Putin: Russia's talks with Iran not going easily
BAKU, Azerbaijan -- Talks with Iran on a Russian proposal aimed at resolving an international crisis over Tehran's suspected nuclear weapons program are not going "easily," President Vladimir Putin said Wednesday. "The talks are not going easily, but we are counting on reaching a positive result," Putin told journalists on a visit to Azerbaijan. The Russian leader said that the Kremlin's offer to enrich uranium for Tehran to avert suspicions that the Iranians could divert the nuclear fuel for atomic weapons should be "perfectly acceptable" to Iran and could be used as "a means to solve the problem."

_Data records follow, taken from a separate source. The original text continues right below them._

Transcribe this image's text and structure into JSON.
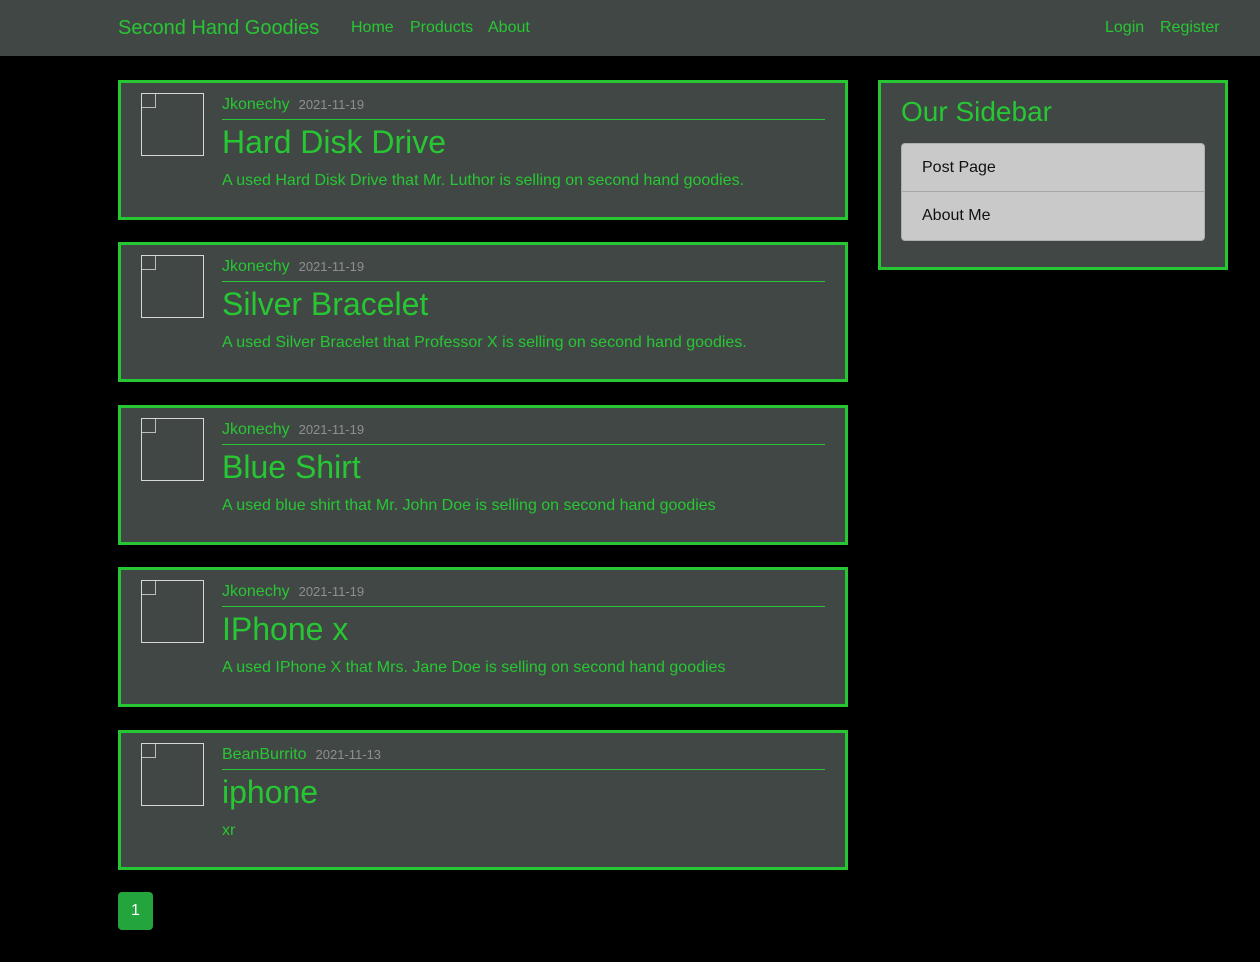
{
  "header": {
    "brand": "Second Hand Goodies",
    "nav": [
      "Home",
      "Products",
      "About"
    ],
    "auth": [
      "Login",
      "Register"
    ]
  },
  "posts": [
    {
      "author": "Jkonechy",
      "date": "2021-11-19",
      "title": "Hard Disk Drive",
      "description": "A used Hard Disk Drive that Mr. Luthor is selling on second hand goodies."
    },
    {
      "author": "Jkonechy",
      "date": "2021-11-19",
      "title": "Silver Bracelet",
      "description": "A used Silver Bracelet that Professor X is selling on second hand goodies."
    },
    {
      "author": "Jkonechy",
      "date": "2021-11-19",
      "title": "Blue Shirt",
      "description": "A used blue shirt that Mr. John Doe is selling on second hand goodies"
    },
    {
      "author": "Jkonechy",
      "date": "2021-11-19",
      "title": "IPhone x",
      "description": "A used IPhone X that Mrs. Jane Doe is selling on second hand goodies"
    },
    {
      "author": "BeanBurrito",
      "date": "2021-11-13",
      "title": "iphone",
      "description": "xr"
    }
  ],
  "pagination": {
    "current": "1"
  },
  "sidebar": {
    "title": "Our Sidebar",
    "items": [
      "Post Page",
      "About Me"
    ]
  },
  "colors": {
    "accent": "#27c733",
    "background": "#000000",
    "panel": "#414745",
    "page_button": "#23a43d"
  }
}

JERUSALEM -- Israeli Prime Minister Ariel Sharon underwent a minor procedure Wednesday to remove fluid from his stomach after a scan uncovered the problem, Hadassah Hospital said in a statement. The prime minister has been hospitalized since Jan. 4 when he suffered a massive stroke that left him in a coma. Sharon remained in stable but serious condition Wednesday, the Jerusalem hospital said.
PRETORIA, South Africa -- Ousted Haitian leader Jean-Bertrand Aristide said Wednesday he was ready to end what he called an unconstitutional exile, but the timing of his return was up to his former protege, the nation's newly elected president. In an interview with international news agencies, Aristide congratulated the Haitian people and President-elect Rene Preval, whom he called "my president," on the Feb. 7 election, only the fourth in Haiti's 202 years of independence. Preval was belatedly declared victor Feb. 16 as ongoing protests over alleged election irregularities threatened to turn violent. "What happened indicates the road toward freedom and democracy and not toward coups d'etat," he said Wednesday. Aristide has been a guest of the South African government in a villa in the presidential compound since he was ousted in February 2004 amid street protests and an armed uprising in the former French colony. He said he expected to hear soon when he could return home.
VATICAN CITY -- Pope Benedict XVI named 15 new cardinals Wednesday, including John Paul II's longtime private secretary and prelates from Boston and Hong Kong, adding his first installment to the elite group of churchmen who will elect his successor. Benedict read aloud the names during his weekly general audience and said they would be elevated during a March 24 ceremony at the Vatican. Those chosen to receive the "red hats" that the so-called princes of the church wear include the archbishops of Caracas, Venezuela; Seoul, South Korea; Bordeaux, France; Toledo, Spain; and Manila, Philippines. Two Americans also were named -- Benedict's successor at the Congregation for the Doctrine of the Faith, Archbishop William Levada, and Boston Archbishop Sean P. O'Malley. Both have been involved in the response to the clergy sex abuse scandal in the United States.
LAGOS, Nigeria -- Bodies littered the streets of the southern Nigerian city of Onitsha on Wednesday as the death toll from days of Christian-Muslim violence across this volatile West African nation rose to at least 93. The sectarian violence was sparked by deadly weekend protests against newspaper caricatures of the Prophet Muhammad. It is the worst to hit Nigeria since 2004, when Muslim-Christian skirmishes in the north killed more than 700 people. Thousands of people have died in religious violence since 2000.